Voor storingsvrije waarnemingen is het van groot belang dat er geen activiteiten in de omgeving plaatsvinden die de uiterst zwakke radiogolven uit het heelal verstoren. Een draaiende trekkermotor in de omgeving bijvoorbeeld is tijdens de waarnemingen uit den boze. Om die reden is rondom de antennevelden een grote oppervlakte grond aangekocht. Het terrein beslaat ruim 400 ha aan weerszijden van het Achterste diep. Slechts een klein deel hiervan wordt gebruikt voor de antennevelden op terpen. In 2010 werd het terrein ingericht.
LOFAR en natuur
Toen ASTRON kwam met haar plannen voor LOFAR was Het Drentse Landschap aanvankelijk niet blij. Er waren immers al plannen om ter weerszijden van het Achterste diep gronden te bestemmen voor natuur en het rechttrekken van de beek ongedaan te maken.

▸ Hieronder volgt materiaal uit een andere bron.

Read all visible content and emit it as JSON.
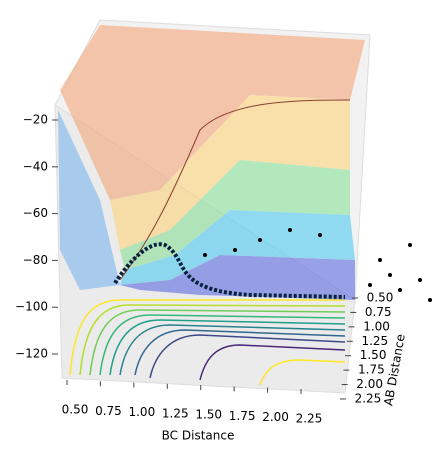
{
  "chart_data": {
    "type": "surface3d",
    "xlabel": "BC Distance",
    "ylabel": "AB Distance",
    "xticks": [
      {
        "value": 0.5,
        "label": "0.50"
      },
      {
        "value": 0.75,
        "label": "0.75"
      },
      {
        "value": 1.0,
        "label": "1.00"
      },
      {
        "value": 1.25,
        "label": "1.25"
      },
      {
        "value": 1.5,
        "label": "1.50"
      },
      {
        "value": 1.75,
        "label": "1.75"
      },
      {
        "value": 2.0,
        "label": "2.00"
      },
      {
        "value": 2.25,
        "label": "2.25"
      }
    ],
    "yticks": [
      {
        "value": 0.5,
        "label": "0.50"
      },
      {
        "value": 0.75,
        "label": "0.75"
      },
      {
        "value": 1.0,
        "label": "1.00"
      },
      {
        "value": 1.25,
        "label": "1.25"
      },
      {
        "value": 1.5,
        "label": "1.50"
      },
      {
        "value": 1.75,
        "label": "1.75"
      },
      {
        "value": 2.0,
        "label": "2.00"
      },
      {
        "value": 2.25,
        "label": "2.25"
      }
    ],
    "zticks": [
      {
        "value": -120,
        "label": "−120"
      },
      {
        "value": -100,
        "label": "−100"
      },
      {
        "value": -80,
        "label": "−80"
      },
      {
        "value": -60,
        "label": "−60"
      },
      {
        "value": -40,
        "label": "−40"
      },
      {
        "value": -20,
        "label": "−20"
      }
    ]
  }
}
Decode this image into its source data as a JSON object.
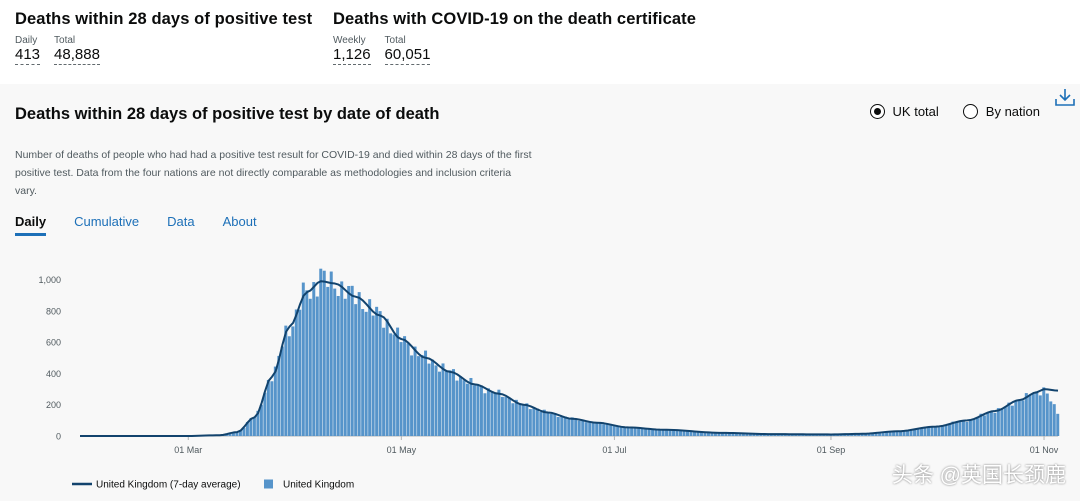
{
  "headlines": [
    {
      "title": "Deaths within 28 days of positive test",
      "metrics": [
        {
          "label": "Daily",
          "value": "413"
        },
        {
          "label": "Total",
          "value": "48,888"
        }
      ]
    },
    {
      "title": "Deaths with COVID-19 on the death certificate",
      "metrics": [
        {
          "label": "Weekly",
          "value": "1,126"
        },
        {
          "label": "Total",
          "value": "60,051"
        }
      ]
    }
  ],
  "card": {
    "title": "Deaths within 28 days of positive test by date of death",
    "description": "Number of deaths of people who had had a positive test result for COVID-19 and died within 28 days of the first positive test. Data from the four nations are not directly comparable as methodologies and inclusion criteria vary.",
    "radio": {
      "uk_total": "UK total",
      "by_nation": "By nation",
      "selected": "uk_total"
    },
    "download_icon": "download-icon",
    "tabs": [
      "Daily",
      "Cumulative",
      "Data",
      "About"
    ],
    "active_tab": 0
  },
  "watermark": "头条 @英国长颈鹿",
  "colors": {
    "bar": "#5694ca",
    "line": "#12436d",
    "accent": "#1d70b8"
  },
  "chart_data": {
    "type": "bar",
    "x_axis_type": "date",
    "start_date": "2020-01-30",
    "end_date": "2020-11-05",
    "x_ticks": [
      {
        "date": "2020-03-01",
        "label": "01 Mar"
      },
      {
        "date": "2020-05-01",
        "label": "01 May"
      },
      {
        "date": "2020-07-01",
        "label": "01 Jul"
      },
      {
        "date": "2020-09-01",
        "label": "01 Sep"
      },
      {
        "date": "2020-11-01",
        "label": "01 Nov"
      }
    ],
    "y_ticks": [
      {
        "value": 0,
        "label": "0"
      },
      {
        "value": 200,
        "label": "200"
      },
      {
        "value": 400,
        "label": "400"
      },
      {
        "value": 600,
        "label": "600"
      },
      {
        "value": 800,
        "label": "800"
      },
      {
        "value": 1000,
        "label": "1,000"
      }
    ],
    "ylim": [
      0,
      1100
    ],
    "legend_position": "bottom-left",
    "series": [
      {
        "name": "United Kingdom (7-day average)",
        "kind": "line",
        "color": "#12436d",
        "anchors": [
          [
            "2020-01-30",
            0
          ],
          [
            "2020-03-01",
            0
          ],
          [
            "2020-03-10",
            5
          ],
          [
            "2020-03-15",
            25
          ],
          [
            "2020-03-20",
            120
          ],
          [
            "2020-03-25",
            380
          ],
          [
            "2020-03-30",
            700
          ],
          [
            "2020-04-04",
            920
          ],
          [
            "2020-04-08",
            990
          ],
          [
            "2020-04-12",
            975
          ],
          [
            "2020-04-18",
            890
          ],
          [
            "2020-04-25",
            770
          ],
          [
            "2020-05-01",
            620
          ],
          [
            "2020-05-08",
            500
          ],
          [
            "2020-05-15",
            410
          ],
          [
            "2020-05-22",
            330
          ],
          [
            "2020-05-29",
            270
          ],
          [
            "2020-06-05",
            200
          ],
          [
            "2020-06-12",
            150
          ],
          [
            "2020-06-19",
            110
          ],
          [
            "2020-06-26",
            85
          ],
          [
            "2020-07-05",
            55
          ],
          [
            "2020-07-15",
            40
          ],
          [
            "2020-08-01",
            20
          ],
          [
            "2020-08-15",
            12
          ],
          [
            "2020-09-01",
            10
          ],
          [
            "2020-09-10",
            14
          ],
          [
            "2020-09-20",
            30
          ],
          [
            "2020-10-01",
            60
          ],
          [
            "2020-10-10",
            100
          ],
          [
            "2020-10-18",
            160
          ],
          [
            "2020-10-25",
            230
          ],
          [
            "2020-10-30",
            280
          ],
          [
            "2020-11-01",
            300
          ],
          [
            "2020-11-05",
            290
          ]
        ]
      },
      {
        "name": "United Kingdom",
        "kind": "bar",
        "color": "#5694ca",
        "peak_spike": [
          "2020-04-08",
          1070
        ]
      }
    ]
  }
}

Speuren naar planten ©Jos Vink
Al snel bleek echter dat de plannen van ASTRON naadloos pasten binnen de plannen voor natuurontwikkeling. De oppervlakte aan natuur kon zelfs veel groter worden dan Het Drentse Landschap voor ogen had.
De natuur bestaat ruwweg uit drie delen: de feitelijke beek die nu weer kronkelt en van vistrappen is voorzien, het grasland aan beide oevers die alleen tussen de antennevelden intensief worden beheerd en verder zijn ingericht als weidevogelgebieden en het kwelmoeras met waterpartijen en schrale graslanden die voor een groot deel zijn gegraven om de aanleg van terpen waarop de antennes staan mogelijk te maken.
Het natuurgebied heeft zich in korte tijd ontwikkeld tot een belangrijk vogelreservaat. Roelof Manting die samen met anderen de broedvogels en de wintervogels inventariseert heeft diverse zeldzame vogels genoteerd en schreef daarover in ons IVN tijdschrift Hondsrug en Veenlanden. Zie de links hierna.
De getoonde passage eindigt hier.